Da die geistig behinderte Frau dies wahrscheinlich nicht selbst abschätzen kann, dürfte ihre Meinung dazu auch nicht ihre künftigen Interessen wiederspiegeln.

Hallo @Desperado

Aus Erfahrung in der Familie kann ich berichten, dass das Betreuungsgericht
(noch zusätzlich zum Vormund in dieser Immobilienverkaufsangelegenheit) einen Rechtsanwalt zuzog. Das sei wohl allgemein (gesetzlich?) so üblich.

Dieser prüfte die Interessen der/des zu Betreuenden.
Im geschilderten Fall wollte der Rechtsanwalt die betreffende Person auch persönlich zu ihrem Willen befragen.
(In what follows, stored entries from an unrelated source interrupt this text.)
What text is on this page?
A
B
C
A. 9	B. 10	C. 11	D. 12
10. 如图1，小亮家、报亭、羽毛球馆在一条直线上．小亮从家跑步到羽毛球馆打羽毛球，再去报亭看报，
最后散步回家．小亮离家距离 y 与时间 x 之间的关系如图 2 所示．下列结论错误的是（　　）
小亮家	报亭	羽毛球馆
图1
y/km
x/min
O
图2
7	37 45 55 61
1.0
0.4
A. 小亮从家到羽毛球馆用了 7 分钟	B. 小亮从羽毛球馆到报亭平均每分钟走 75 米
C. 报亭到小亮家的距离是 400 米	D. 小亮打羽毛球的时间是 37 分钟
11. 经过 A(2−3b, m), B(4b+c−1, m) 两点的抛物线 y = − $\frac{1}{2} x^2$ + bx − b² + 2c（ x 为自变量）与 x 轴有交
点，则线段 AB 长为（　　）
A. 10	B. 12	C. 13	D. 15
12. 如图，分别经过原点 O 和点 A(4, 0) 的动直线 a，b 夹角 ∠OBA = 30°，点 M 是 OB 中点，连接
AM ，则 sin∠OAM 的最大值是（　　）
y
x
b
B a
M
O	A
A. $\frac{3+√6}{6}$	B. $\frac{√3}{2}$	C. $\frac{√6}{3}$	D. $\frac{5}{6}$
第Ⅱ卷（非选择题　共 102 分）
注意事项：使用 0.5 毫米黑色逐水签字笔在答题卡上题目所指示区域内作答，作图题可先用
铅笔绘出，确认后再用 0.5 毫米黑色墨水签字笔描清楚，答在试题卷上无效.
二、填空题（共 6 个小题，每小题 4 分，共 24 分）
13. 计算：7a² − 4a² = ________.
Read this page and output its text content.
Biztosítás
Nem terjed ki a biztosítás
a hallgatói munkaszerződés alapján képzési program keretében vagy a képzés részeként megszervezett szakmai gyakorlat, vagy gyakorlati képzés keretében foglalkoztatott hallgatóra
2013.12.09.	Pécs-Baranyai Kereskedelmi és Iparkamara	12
Was von der Familie nicht abgelehnt, aber in diesem Fall wegen schwerer Demenz (Pflegeheim) letztlich als sinnlos erachtet wurde.
Das wäre ja hier anders …

Eigentlich nicht, denn die betreffende Person ist zwar nicht dement aber geistig behindert, so dass man nicht davon ausgehen kann, dass sie verstehen könnte, dass der Verkauf ihrer Altersvorsorge sie möglicherweise in ferner Zukunft in eine prekäre Lage bringen wird.

Die Frau wird doch zumindest sagen können, ob sie gerne in ihrem Haus wohnen bleiben möchte?

Da gehts auch nicht immer nur um Finanzen.
Könnte die RA nicht annehmen, dass es für die Betreute doch schwierig und auch ziemlich öde ist, allein in einem Haus zu wohnen. Und wäre sie nicht in einer geselligen Wohngruppe besser aufgehoben?
Das kann natürlich von Mensch zu Mensch unterschiedlich sein.

Warum nimmst DU nicht Kontakt zum Betreuungsgericht auf,
schilderst deine Bedenken,
und fragst, ob die Interessen der Betreffenden diesbezüglich ausreichend berücksichtigt wurden?